É como “nachash” que a Serpente aparece a Moisés pela primeira vez, junto da Sarça, em Êx 4. Então, quando transformado o bordão de Moisés, na Sarça, é “nachash”, mas diante de Faraó é “tannin”. Não se ignore, contudo, o caráter especial da Serpente já em sua aparição no Êx 4, porque a ligação entre Serpente e Fogo também é arcaica. No Rig Veda, Indra, campeão dos Devas ligado à Luz, se bate com a Serpente Vrtra, ligada à Sombra, senhora dos Asuras — ambos os Devas e Asuras são filhos de um único Pai. Os próprios Devas originalmente eram Adityas / Sóis e, serpentes, despojaram-se de suas peles mortais, vencendo a Morte. São muitas as imagens que aproximam o Sol / Fogo da Serpente, como se este emergisse da libertação da Noite / Sombra, desprendendo-se das velhas peles tal qual a Serpente (Ahi), que troca de couro — é assim que o nascer do Sol é descrito no Sátapatha Brahmana. O Rig Veda também é testemunha desse dualismo: Agni, o Fogo Luminoso, é consubstancial a Ahi, símbolo das sombras ínferas e homóloga de Vrtra, o Dragão, assim como Ahi é consubstancial a Agni, porque a Serpente representa uma virtualidade do Fogo, tal como as Trevas são uma virtualidade da Luz — Agni, tal como a Serpente, sobe das fendas das terra, e brota ardente e vívido da matéria opaca e da sombra, à imagem da Vida que sai da Morte. Note-se que Agni é chamado Serpente Furiosa. Não por outro motivo os Dragões, além do simbolismo aquático, carregam farto simbolismo ígneo, guardadores que são de um fogo oculto em seu ventre e habitantes de fendas profundas, como fogo ctônico — seus tesouros d’ouro têm analogias com o Fogo. Tradicionalmente, a Sarça Ardente fora encontrada por Moisés na mesma fenda ou caverna do Sinai na qual ele presenciara as teofanias da ocasião da entrega das Tábuas da Lei, de maneira que o primeiro episódio do cajado metamorfoseado em Serpente ocorreu ao redor de um fogo subterrâneo — fogo ínfero similar ao que Elias vira no encontro com YHWH nesta mesma fenda.

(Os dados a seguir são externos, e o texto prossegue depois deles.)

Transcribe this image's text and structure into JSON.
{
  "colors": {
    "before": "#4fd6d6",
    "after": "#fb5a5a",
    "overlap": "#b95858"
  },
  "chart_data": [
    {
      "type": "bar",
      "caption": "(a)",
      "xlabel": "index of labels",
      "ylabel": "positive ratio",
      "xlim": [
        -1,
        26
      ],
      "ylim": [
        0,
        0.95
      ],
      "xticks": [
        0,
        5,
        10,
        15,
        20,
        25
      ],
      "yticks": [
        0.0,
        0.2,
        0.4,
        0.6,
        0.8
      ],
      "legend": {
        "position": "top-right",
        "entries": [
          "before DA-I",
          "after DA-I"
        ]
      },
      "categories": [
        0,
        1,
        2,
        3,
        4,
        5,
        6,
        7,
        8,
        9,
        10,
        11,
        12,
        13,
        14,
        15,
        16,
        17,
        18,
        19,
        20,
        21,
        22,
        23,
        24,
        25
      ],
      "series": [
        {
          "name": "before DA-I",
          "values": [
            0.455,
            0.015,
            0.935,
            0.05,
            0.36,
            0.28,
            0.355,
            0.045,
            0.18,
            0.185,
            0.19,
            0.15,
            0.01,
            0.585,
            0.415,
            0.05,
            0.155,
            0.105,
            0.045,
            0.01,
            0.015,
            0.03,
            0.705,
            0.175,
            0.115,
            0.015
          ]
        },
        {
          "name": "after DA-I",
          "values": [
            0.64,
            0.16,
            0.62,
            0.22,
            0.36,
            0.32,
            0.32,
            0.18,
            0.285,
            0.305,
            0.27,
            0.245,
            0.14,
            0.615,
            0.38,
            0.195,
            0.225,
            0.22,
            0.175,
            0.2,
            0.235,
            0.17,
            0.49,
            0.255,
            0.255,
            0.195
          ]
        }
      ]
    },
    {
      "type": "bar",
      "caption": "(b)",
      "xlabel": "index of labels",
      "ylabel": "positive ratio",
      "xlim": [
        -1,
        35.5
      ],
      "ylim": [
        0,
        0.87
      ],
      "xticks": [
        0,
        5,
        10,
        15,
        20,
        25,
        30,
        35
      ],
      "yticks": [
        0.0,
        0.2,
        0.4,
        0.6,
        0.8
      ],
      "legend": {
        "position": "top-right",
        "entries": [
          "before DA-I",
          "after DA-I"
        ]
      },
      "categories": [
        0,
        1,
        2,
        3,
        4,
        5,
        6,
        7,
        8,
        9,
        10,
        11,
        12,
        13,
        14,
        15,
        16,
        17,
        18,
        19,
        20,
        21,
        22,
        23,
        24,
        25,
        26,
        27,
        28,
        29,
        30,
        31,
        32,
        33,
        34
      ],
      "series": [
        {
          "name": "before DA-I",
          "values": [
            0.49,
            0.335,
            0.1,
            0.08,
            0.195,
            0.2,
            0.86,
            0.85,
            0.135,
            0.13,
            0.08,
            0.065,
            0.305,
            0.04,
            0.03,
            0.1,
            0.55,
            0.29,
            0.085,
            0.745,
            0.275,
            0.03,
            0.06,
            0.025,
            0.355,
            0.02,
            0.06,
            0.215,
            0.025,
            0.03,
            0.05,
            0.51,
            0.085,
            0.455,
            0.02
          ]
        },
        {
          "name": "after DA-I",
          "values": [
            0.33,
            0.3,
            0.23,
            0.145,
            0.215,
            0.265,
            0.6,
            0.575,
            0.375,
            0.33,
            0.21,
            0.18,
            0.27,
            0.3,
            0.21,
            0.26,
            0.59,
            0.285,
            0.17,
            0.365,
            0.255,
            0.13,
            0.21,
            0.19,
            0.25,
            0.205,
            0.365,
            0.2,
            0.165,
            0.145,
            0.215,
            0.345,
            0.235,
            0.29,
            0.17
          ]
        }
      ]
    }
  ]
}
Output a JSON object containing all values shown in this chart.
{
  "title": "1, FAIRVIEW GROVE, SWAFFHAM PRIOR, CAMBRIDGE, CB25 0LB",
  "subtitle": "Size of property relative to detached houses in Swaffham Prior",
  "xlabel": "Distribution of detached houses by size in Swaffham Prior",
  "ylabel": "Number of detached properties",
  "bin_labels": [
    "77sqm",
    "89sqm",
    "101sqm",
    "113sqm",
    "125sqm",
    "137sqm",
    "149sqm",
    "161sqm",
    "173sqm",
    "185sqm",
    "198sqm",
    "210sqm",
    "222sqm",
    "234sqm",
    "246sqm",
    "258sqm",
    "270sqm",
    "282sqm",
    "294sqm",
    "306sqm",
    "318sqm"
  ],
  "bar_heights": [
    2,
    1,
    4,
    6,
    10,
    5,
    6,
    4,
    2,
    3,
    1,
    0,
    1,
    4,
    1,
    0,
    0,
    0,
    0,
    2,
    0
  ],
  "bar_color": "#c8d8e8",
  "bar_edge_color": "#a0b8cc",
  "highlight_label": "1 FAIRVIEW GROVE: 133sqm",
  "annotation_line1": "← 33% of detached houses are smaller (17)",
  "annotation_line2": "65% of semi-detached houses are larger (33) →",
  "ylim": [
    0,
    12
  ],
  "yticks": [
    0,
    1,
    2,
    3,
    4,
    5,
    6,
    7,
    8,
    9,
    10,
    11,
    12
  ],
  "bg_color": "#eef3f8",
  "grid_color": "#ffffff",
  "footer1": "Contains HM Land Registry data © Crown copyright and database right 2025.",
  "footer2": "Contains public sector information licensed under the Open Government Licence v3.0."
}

Ainda no Rig Veda, o Fogo recém-acendido é descrito como “sem pé e sem cabeça”, ou sem extremidades, como a Serpente do Mundo, Ouroboros, de cujo desmembramento vem a matéria-prima da Criação. Ouroboros, que morde a própria cauda, é circular — Leviatã, símbolo do Abismo, Tehom (Thwm / Tiamat), e o próprio Tohu (Thw / Caos), significa “o que se recolhe em anéis ou voltas”. Pode-se mesmo pensar em Leviatã como a Serpente Macho, a contraparte masculina do Abismo (Thwm), que entre os pelasgos era Ófion ou Bóreas, o Vento Norte — donde o notável verso 13 de Jó 26, muitíssimo similar a como Eurínome (Iahu, a Pomba Exaltada dos sumérios), “enrolando” o Vento com as mãos, gerou Ófion: “Pelo seu Espírito [Rúach — Vento] ornou os céus; a sua mão formou a serpente enroscadiça”. Ófion, ao querer assumir para si o mérito da Criação contra Eurínome, teve sua cabeça esmagada por ela e acabou aprisionado nos Pilares da Terra, como Ouroboros. Também é com um esfregar das mãos que Ísis cria Apófis (Serpente do Caos), a sina de Rá, com pó umedecido. Os Salmos 18, 74:13–14 e 104, Isaías 51:9–10 e Naum 1:4 sugerem motivos arcaicos análogos, dos Mares (Yam) e os Monstros (Taninim) do Abismo (Tohu [Leviatã], Bohu [Beemote] e Rahab — Tehom) sendo derrotados pelo Vento de YHWH e empurrados para os Pilares do Mundo.

A Serpente de Bronze é um resíduo desse simbolismo javista arcaico…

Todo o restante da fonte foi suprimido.